It takes a lot for baseball fans in St. Louis to boo one of its own. Maybe the final straw came when Tyler Greene watched a ball go through his legs last night during the 6th inning. Maybe. The E4 allowed 2 runs to score, although the situation likely dictated that at least 1 would score on a fielder’s choice, even if he had fielded the ball cleanly. After all, the bases were loaded with no outs, but that’s Tyler Greene’s fault anyway. Sure, the error moved the win probability for the Giants from 94% to 98%, but we all know that the error sealed the team’s fate.
It should be noted that Greene’s defensive miscue and ineptitude at the plate also held 7 other position players hitless for much of the game as well. If you really look at the game closely, you can find a whole host of other things for which Greene can become the scapegoat.

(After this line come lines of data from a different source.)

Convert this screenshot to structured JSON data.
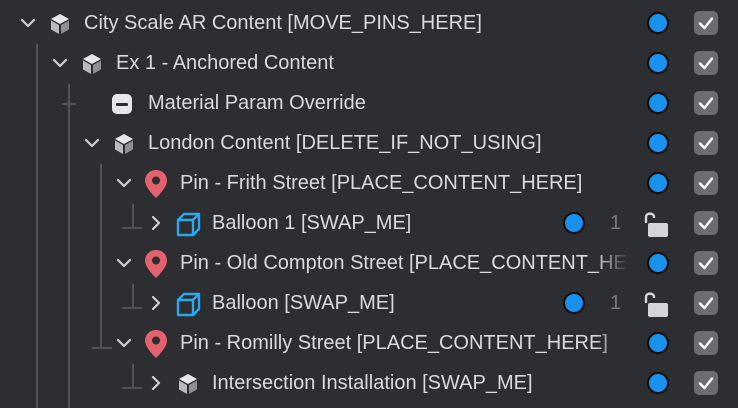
{
  "colors": {
    "background": "#2d2e31",
    "text": "#dadbde",
    "visibility_dot": "#1a91ef",
    "pin": "#e2626d",
    "mesh": "#2fa6f0",
    "checkbox": "#6a6c72"
  },
  "tree": {
    "rows": [
      {
        "label": "City Scale AR Content [MOVE_PINS_HERE]",
        "icon": "group-icon",
        "expanded": true,
        "checked": true
      },
      {
        "label": "Ex 1 - Anchored Content",
        "icon": "group-icon",
        "expanded": true,
        "checked": true
      },
      {
        "label": "Material Param Override",
        "icon": "material-override-icon",
        "checked": true
      },
      {
        "label": "London Content [DELETE_IF_NOT_USING]",
        "icon": "group-icon",
        "expanded": true,
        "checked": true
      },
      {
        "label": "Pin - Frith Street [PLACE_CONTENT_HERE]",
        "icon": "map-pin-icon",
        "expanded": true,
        "checked": true
      },
      {
        "label": "Balloon 1 [SWAP_ME]",
        "icon": "mesh-cube-icon",
        "expanded": false,
        "count": "1",
        "locked": true,
        "checked": true
      },
      {
        "label": "Pin - Old Compton Street [PLACE_CONTENT_HERE]",
        "icon": "map-pin-icon",
        "expanded": true,
        "checked": true
      },
      {
        "label": "Balloon [SWAP_ME]",
        "icon": "mesh-cube-icon",
        "expanded": false,
        "count": "1",
        "locked": true,
        "checked": true
      },
      {
        "label": "Pin - Romilly Street [PLACE_CONTENT_HERE]",
        "icon": "map-pin-icon",
        "expanded": true,
        "checked": true
      },
      {
        "label": "Intersection Installation [SWAP_ME]",
        "icon": "group-icon",
        "expanded": false,
        "checked": true
      }
    ]
  }
}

- He called a terrible game. He just couldn’t figure out how to properly relay the signs to Joe Kelly. The ensuing confusion caused widespread panic in the stadium each time Yadier Molina felt it necessary to visit the mound.

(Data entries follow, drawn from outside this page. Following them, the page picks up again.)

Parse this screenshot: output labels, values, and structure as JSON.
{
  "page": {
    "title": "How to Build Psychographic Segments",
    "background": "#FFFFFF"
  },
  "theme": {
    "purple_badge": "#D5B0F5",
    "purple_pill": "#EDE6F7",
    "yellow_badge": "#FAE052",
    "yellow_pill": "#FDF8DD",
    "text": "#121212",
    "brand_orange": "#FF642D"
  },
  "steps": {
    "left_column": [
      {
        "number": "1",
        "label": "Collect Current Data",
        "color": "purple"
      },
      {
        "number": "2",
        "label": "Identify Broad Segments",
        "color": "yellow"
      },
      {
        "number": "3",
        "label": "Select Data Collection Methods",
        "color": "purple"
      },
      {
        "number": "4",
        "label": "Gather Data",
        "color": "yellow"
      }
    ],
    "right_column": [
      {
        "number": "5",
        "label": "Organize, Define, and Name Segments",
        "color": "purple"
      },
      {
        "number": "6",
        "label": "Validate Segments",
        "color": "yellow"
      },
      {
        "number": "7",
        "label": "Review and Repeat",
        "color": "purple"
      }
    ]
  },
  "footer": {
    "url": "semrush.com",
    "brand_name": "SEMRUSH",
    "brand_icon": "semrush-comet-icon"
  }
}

- He made a huge mistake in waiting too long to get Barret Browning up to warm up in the bullpen. The distance from his position at 2B and the bullpen phone was significant, but he could have relayed the message via Carlos Beltran in right field.
- Greene’s move to bring in Mitchell Boggs to pitch in essentially a meaningless situation was hardly brilliant. Greene deserves all the blame for Boggs losing his scoreless appearance streak.

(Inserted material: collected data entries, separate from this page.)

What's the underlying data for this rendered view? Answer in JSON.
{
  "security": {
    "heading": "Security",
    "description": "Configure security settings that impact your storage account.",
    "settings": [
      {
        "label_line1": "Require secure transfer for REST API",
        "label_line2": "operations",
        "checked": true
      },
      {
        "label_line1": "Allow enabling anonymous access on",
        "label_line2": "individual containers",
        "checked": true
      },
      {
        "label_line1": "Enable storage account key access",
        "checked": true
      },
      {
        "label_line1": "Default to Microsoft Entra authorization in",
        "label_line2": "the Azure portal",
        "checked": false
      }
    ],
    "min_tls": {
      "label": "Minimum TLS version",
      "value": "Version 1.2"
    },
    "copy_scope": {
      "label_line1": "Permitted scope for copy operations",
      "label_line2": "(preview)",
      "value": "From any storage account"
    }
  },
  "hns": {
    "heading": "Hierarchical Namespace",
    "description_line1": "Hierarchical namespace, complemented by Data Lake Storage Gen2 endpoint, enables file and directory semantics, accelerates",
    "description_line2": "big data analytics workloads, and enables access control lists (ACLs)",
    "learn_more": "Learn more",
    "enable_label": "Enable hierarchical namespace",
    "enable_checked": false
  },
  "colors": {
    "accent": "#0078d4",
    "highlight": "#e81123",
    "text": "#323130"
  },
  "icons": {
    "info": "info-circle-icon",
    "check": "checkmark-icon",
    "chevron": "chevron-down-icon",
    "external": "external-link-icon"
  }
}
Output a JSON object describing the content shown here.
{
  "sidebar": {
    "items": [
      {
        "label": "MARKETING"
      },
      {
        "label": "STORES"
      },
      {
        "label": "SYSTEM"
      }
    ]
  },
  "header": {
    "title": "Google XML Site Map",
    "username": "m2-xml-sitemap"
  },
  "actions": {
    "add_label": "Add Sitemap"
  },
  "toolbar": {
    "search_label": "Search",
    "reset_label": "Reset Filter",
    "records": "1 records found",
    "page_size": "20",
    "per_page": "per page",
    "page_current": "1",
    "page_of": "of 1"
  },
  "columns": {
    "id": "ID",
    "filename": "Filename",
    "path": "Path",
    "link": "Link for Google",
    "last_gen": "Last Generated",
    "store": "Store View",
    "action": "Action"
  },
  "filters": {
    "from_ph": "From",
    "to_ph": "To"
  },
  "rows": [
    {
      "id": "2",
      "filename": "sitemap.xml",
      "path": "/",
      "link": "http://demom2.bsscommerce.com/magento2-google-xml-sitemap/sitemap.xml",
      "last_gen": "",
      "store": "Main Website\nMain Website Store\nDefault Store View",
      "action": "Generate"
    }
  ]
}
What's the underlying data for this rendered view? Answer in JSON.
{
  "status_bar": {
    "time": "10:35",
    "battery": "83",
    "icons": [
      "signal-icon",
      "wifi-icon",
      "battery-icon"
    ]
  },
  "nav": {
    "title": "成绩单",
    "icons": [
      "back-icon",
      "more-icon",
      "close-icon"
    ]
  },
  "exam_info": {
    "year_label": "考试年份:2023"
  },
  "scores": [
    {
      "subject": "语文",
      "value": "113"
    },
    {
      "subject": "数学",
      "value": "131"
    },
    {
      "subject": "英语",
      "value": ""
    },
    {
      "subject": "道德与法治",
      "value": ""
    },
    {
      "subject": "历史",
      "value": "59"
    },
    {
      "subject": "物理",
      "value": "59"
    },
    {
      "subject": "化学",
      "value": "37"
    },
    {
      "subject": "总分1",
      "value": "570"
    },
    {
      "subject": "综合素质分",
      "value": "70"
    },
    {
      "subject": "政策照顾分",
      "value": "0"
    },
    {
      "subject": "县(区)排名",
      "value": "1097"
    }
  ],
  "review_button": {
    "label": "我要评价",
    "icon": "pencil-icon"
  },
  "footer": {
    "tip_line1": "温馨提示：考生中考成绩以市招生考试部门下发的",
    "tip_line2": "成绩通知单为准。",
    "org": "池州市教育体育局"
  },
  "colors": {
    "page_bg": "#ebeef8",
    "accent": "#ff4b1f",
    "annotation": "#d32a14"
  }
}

- Tyler really hurt the team by suggesting a “whack at the first pitch you see” approach to hitting against Ryan Vogelsong. On the other hand, he also acquitted himself poorly by forcing everyone to contemplate staring at called 3rd strikes as well.
- Honestly, I am hard pressed to find a good reason for Greene staying in the dugout while home plate umpire Tim McClelland consistently went with a rhombus-shaped strike zone. Any manager worth his salt has to go out and kick a little dirt every once in a while. The reasonable approach just doesn’t cut it at times. Greene had every right to push Mike Matheny out of the dugout and into harm’s way.
- Finally, Greene deserves all the blame for Joe Kelly’s 2-base error that allowed Pagan to advance from 1B to 3B. Just terrible decision-making by Greene to call for a pickoff play like that.
Some could probably find even more things to blame on Greene, but it might be time to start pointing the finger at a few others as well. Who takes the blame for the Cardinals having a noticeable dearth of right-handed hitters available off the bench? Who among the organization’s elite deserves a smack on the hand for the team’s obvious lack of speed? Who do the fans get to blame for the lack of quality middle infield depth? Why has the team stuck with Greene for so long, yet failed to realize that he does not thrive in his typical role?
- 2009 – 48 games, 116 plate appearances
- 2010 – 44 games, 122 plate appearances
- 2011 – 58 games, 122 plate appearances
- 2012 – 77 games, 197 plate appearances
Sure, all this amounts to 227 games and 556 plate appearances spread out over 4 long years. The part-time approach simply does not worth with Tyler Greene. That does not mean he will thrive as a full-time starter, either. It just means that he likely won’t thrive as a bench player who gets a few starts here and there. He could use a fresh start elsewhere, and the members of Cardinal Nation who have reached the boiling point where Greene is concerned could use one as well. However, I’m willing to bet that Greene won’t clear waivers. Greene could help a team like Milwaukee, and he could some team’s answer to several questions not limited to shortstop and second base. With his speed and reasonably good arm, he could be a really useful defensive substitution in the outfield. Freeing Tyler Greene makes a lot of sense for many reasons, but don’t be surprised if he goes to another team and becomes a competent .250 hitter with occasional power. He still has that potential.